We conducted a retrospective chart review of the Inflammatory Bowel Disease Database at Boston Children’s Hospital. We went through the detailed clinic visits, laboratory studies and procedures for all the patients that met our inclusion criteria. And data was then filed into a Redcap database. Descriptive statistics were used to summarize subject characteristics at disease diagnosis. Chi-squared tests were utilized to assess categorical variables and independent T-tests were used to compare continuous variables. Z scores were used to describe height data.
We identified a subset of patients who were able to avoid immune suppression for prolonged periods of time, up to a decade. Interestingly, only a subset of these patients (approximately 30%) required escalation to more potent immunosuppression on clinical grounds. Patients that required steroid courses after the first 2 years and had more complications were more likely to require escalation in therapy. However, treatment without immunosuppressive drugs (such as aminosalicylates), while often resulting in clinical improvement, did not result in histologic healing in the vast majority of patients.

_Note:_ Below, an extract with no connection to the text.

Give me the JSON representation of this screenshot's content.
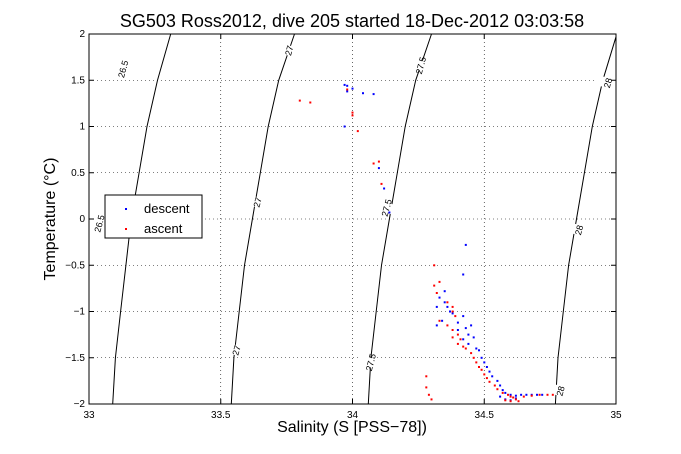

Not every child with new onset Crohn’s disease requires the early institution of immunosuppressive agents (such as methotrexate, mercaptopurine, or anti-TNF treatment) immediately after diagnosis. There is a small subset of children with mild Crohn’s disease, who can be maintained on aminosalicylate therapy alone, and not require drug escalation for several years. Currently, the phenotype that may have the best response to aminosalicylate therapy is mild colonic disease.
Mild Crohn’s patients may be able to be identified in the future through genetic or serologic predictive models. It’s important to stratify low risk patients and prevent overtreatment with immunomodulators and biologics. Future research should focus on establishing more genotypic and environmental data to better characterize this low risk population.